Dat is de centrale vraag in Mathijs Deens tweede Waddenthriller De duiker. Het is een vervolg op De Hollander, een boek dat mij goed is bevallen. Er zijn inmiddels 30.000 exemplaren van deze titel verkocht en het werd genomineerd voor de NBD Biblion Gouden Strop 2023. De boeken zijn los van elkaar te lezen, maar het decor is in allebei hetzelfde: de Waddenzee, zoals deze zich uitstrekt van Noord-Holland tot Denemarken, maar het verhaal speelt zich dit keer vooral af langs de Duitse kust. En ‘de Hollander’ uit eerste deel, de op Texel geboren Liewe Cupido, inspecteur bij Bundespolizei See in Cuxhaven, speelt opnieuw de hoofdrol. Deze eigenzinnige en zwijgzame onderzoeker, die graag alleen opereert en daarmee zijn meerderen tot wanhoop drijft, weet door zijn maritieme vaardigheden, gebiedskennis en scherpe verstand net iet sneller en beter verbanden te leggen en andere invalshoeken te kiezen dan zijn collega’s.
Matthijs Deen, die stilistisch weer net zo goed op dreef is als in zijn vorige boek, weeft een vernuftige intrige die de lezer aanzet tot koortsachtig doorlezen en die, zoals in een goede thriller betaamt, pas aan het einde tot een ontknoping komt, wanneer alle puzzelstukjes uiteindelijk op hun plaats vallen. Deen kan heerlijke dialogen schrijven en toont in de presentatie van zijn romanpersonages psychologisch inzicht en menselijk mededogen. Juist in de details weet hij de mensen te karakteriseren, zoals in Liewes liefde voor zijn aangelopen hond Vos, die hij overal mee naar toe sjouwt (tot zelfs in een helikopter) en via wie de geremde inspecteur in contact komt met een vrouw die zijn hondenliefde deelt en die omzichtig tot hem wil doordringen.

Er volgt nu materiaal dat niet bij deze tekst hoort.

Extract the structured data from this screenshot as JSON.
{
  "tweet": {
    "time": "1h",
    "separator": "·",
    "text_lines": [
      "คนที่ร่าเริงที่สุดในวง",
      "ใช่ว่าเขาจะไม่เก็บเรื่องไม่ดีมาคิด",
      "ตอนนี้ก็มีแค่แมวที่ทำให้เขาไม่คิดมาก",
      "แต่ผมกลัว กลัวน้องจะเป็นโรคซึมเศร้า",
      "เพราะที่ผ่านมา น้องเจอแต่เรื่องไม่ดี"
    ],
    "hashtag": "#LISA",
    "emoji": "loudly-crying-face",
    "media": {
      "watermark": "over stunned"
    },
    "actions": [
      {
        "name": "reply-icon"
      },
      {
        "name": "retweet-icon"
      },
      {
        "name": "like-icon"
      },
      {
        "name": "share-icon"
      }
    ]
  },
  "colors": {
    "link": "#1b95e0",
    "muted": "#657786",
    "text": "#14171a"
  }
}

Inspecteur Liewe Cupido krijgt in dit boek meer reliëf. Hij is de zoon van een Texelse visser die toen Liewe nog een kind was, tijdens het inhalen van de netten overboord is geslagen. Behalve door het gemis van zijn vader, wordt hij ook gekweld door de vraag of hij mogelijk overboord is geduwd in plaats van gevallen. Deze gedachte achtervolgt hem ’s nachts, wanneer hij de slaap niet kan vatten. ‘Al die tijd ligt hij op zijn rug en wacht. En als de slaap hem eindelijk overmant, komt die niet als een verlossing, maar als een schaduw die aan zijn voeteneind opwolkt, zich dan als een sluier over het bed uitspreidt en hem alle adem beneemt. Bewegingloos ligt hij op zijn bed, armen gestrekt langs zijn lichaam, maar in zijn droom draait hij zich om, spreidt zijn armen in een poging alles wat hem dierbaar is af te schermen voor de schaduw die als een net over hem geworpen is. Als hij wakker schrikt, trekt de schaduw zich maar heel geleidelijk terug. Hij is nog nooit zo bang geweest.’ Ik vermoed dat we in het derde een laatste deel van Deens Waddentrilogie nog veel meer over Liewe Cupido gaan horen.
Ik heb van dit boek van Mathijs Deen weer net zo genoten als van zijn voorganger, De Hollander. Deen is een geweldige verteller, met veel oog voor de couleur locale en zijn plot is ingewikkeld en misschien wat ver gezocht, maar toch overtuigend. Het is heerlijke vakantieliteratuur. Ik kijk reikhalzend uit naar het sluitstuk van zijn trilogie.
Aart Aarsbergen
Mathijs Deen – De duiker. Alfabet uitgevers, Amsterdam. 318 blz. € 20,99.